You’re about to have a baby. If you don’t plan to use a daycare center, you’ll need a reliable child care resource–a person to whose home you will bring your baby, or someone who will come to your home. How do you know if you can trust the person you’re hiring not to lose her temper or turn abusive or mistreat your child? Impossible to say? Well, no one can ever predict anything with 100% accuracy, but there are ways single moms–and every parent–can increase their chances.

This is not an exhaustive list, but asking some of these questions could be helpful in weeding out a potentially dangerous person when you’re hiring a child care person/nanny. The basic information is from the book The Gift of Fear: Survival signals that protect us from violence. The book was written by a guy who grew up in a violent home and eventually started a business in which he became advisor to stars, politicians and the U.S. government on preventing stalking, violence and murder. He says our intuition is very powerful if we just listen to it.

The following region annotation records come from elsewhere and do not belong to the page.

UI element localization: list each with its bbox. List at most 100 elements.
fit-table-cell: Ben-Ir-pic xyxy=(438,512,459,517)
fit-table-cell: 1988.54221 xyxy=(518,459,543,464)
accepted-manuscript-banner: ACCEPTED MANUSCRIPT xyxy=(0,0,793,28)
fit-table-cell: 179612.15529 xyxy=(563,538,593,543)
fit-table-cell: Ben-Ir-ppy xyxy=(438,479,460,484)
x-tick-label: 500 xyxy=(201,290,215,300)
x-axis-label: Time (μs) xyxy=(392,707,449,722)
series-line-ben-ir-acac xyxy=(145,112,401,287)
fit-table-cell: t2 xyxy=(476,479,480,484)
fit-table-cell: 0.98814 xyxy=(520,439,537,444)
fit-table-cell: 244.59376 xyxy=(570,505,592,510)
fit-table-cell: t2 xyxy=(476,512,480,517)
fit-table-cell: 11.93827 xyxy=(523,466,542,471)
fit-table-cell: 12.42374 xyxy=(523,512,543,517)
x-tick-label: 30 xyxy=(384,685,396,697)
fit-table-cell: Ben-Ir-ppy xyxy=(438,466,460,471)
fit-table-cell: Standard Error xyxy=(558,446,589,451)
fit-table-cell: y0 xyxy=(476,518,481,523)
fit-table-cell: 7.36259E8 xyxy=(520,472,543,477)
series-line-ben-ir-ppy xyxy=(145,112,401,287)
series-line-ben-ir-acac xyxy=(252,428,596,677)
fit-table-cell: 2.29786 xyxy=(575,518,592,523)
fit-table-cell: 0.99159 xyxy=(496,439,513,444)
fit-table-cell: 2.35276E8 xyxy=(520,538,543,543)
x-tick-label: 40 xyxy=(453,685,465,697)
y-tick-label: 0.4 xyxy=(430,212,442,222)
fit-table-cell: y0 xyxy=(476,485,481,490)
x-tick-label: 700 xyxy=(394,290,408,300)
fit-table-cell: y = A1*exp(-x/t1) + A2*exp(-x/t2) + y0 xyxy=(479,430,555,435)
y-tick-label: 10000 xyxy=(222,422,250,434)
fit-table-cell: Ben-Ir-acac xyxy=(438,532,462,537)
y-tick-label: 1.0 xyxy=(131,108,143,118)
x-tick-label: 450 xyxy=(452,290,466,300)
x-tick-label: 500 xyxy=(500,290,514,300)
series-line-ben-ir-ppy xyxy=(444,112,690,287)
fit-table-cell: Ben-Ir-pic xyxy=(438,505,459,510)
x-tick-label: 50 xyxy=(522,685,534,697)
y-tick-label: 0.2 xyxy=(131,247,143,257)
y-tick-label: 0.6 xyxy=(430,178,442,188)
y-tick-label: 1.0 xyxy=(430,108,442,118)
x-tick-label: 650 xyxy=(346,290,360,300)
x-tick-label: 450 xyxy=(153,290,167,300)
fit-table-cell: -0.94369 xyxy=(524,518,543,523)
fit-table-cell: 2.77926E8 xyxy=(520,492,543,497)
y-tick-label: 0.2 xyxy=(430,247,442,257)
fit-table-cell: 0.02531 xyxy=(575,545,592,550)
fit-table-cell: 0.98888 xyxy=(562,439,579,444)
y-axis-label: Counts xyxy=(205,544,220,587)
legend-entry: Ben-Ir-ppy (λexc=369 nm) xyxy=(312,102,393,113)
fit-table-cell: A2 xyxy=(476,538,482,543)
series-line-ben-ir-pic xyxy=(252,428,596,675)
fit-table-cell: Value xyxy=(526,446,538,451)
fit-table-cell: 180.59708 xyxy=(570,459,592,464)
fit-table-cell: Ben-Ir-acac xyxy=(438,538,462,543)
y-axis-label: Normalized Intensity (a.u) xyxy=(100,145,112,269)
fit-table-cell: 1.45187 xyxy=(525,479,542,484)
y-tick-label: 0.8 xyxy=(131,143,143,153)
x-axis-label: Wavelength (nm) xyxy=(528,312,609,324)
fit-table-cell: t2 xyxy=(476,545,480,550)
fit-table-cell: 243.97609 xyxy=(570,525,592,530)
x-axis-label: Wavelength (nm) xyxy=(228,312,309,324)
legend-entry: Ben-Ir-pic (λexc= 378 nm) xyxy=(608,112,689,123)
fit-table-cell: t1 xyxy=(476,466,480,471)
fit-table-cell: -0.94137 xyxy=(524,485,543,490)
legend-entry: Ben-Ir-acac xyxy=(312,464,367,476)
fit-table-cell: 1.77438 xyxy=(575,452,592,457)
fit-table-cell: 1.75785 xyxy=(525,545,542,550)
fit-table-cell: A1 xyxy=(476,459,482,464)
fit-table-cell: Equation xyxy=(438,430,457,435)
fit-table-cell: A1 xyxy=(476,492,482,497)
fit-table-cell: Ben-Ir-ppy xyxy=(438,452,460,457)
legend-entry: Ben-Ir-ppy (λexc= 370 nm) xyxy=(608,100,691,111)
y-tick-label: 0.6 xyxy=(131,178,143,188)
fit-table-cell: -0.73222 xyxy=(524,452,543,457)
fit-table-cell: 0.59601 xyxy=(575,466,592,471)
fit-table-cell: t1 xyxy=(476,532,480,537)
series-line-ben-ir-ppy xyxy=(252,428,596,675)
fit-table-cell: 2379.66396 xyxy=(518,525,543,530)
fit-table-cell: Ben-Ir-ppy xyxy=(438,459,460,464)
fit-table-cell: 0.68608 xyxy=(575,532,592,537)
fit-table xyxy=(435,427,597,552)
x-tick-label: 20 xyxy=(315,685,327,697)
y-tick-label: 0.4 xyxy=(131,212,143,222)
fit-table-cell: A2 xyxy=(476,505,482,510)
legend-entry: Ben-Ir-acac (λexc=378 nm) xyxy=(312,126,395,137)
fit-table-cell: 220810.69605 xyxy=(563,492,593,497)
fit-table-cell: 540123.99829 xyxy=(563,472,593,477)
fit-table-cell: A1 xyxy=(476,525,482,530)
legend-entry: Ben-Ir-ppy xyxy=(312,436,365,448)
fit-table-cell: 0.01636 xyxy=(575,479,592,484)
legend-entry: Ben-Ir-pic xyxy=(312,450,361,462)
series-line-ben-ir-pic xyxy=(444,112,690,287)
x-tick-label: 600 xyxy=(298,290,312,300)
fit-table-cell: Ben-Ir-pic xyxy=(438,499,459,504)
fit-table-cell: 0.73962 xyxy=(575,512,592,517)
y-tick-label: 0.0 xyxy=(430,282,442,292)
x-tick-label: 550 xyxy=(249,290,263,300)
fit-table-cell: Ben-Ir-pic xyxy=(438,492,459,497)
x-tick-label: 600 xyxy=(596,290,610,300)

He cautions it’s important to look not for reasons this person might be good, but instead for reasons to DISQUALIFY when interviewing a person to care for your child. I’ve added a few of my own.

  • Don’t rely on the fact that a person acts like s/he likes animals as a sign of anything. Although a dog does react to fear because it knows a creature who’s afraid is more likely to be dangerous, author Gavin deBecker says that if your dog reacts badly to someone, it’s almost certainly your dog reacting to your own intuition. He says your problem as a human being is that you will use something your dog doesn’t have–judgment–to decide not to honor your perceptions…to ignore your intuition. But he still cautions that you not give any weight to how your animals act.
  • Ask about drug use.
  • Ask about use of alcohol.
  • Ask what her family was like when she was little. People who become violent or abusive as adults were invariably abused as children.
  • Ask “Have you ever mistreated a child?” – Even though s/he can lie about any of these questions, the way s/he answers them will give you a big boost in comfort — or discomfort — with that person.
  • Ask a close friend or trusted relative to be in the interview with you–ask them to suspend their judgment, too, and just listen carefully. If you want to eliminate someone, it can help to have a confirming opinion–and it may be that the other person might even have a stronger feeling than you do that this is the wrong candidate. Don’t ignore that.

Suspend your judgment and listen to your instincts. Start early, because it’s better to have to interview 50 people than to hire the wrong person because you’re in a hurry–or worse, because you didn’t want to be rude.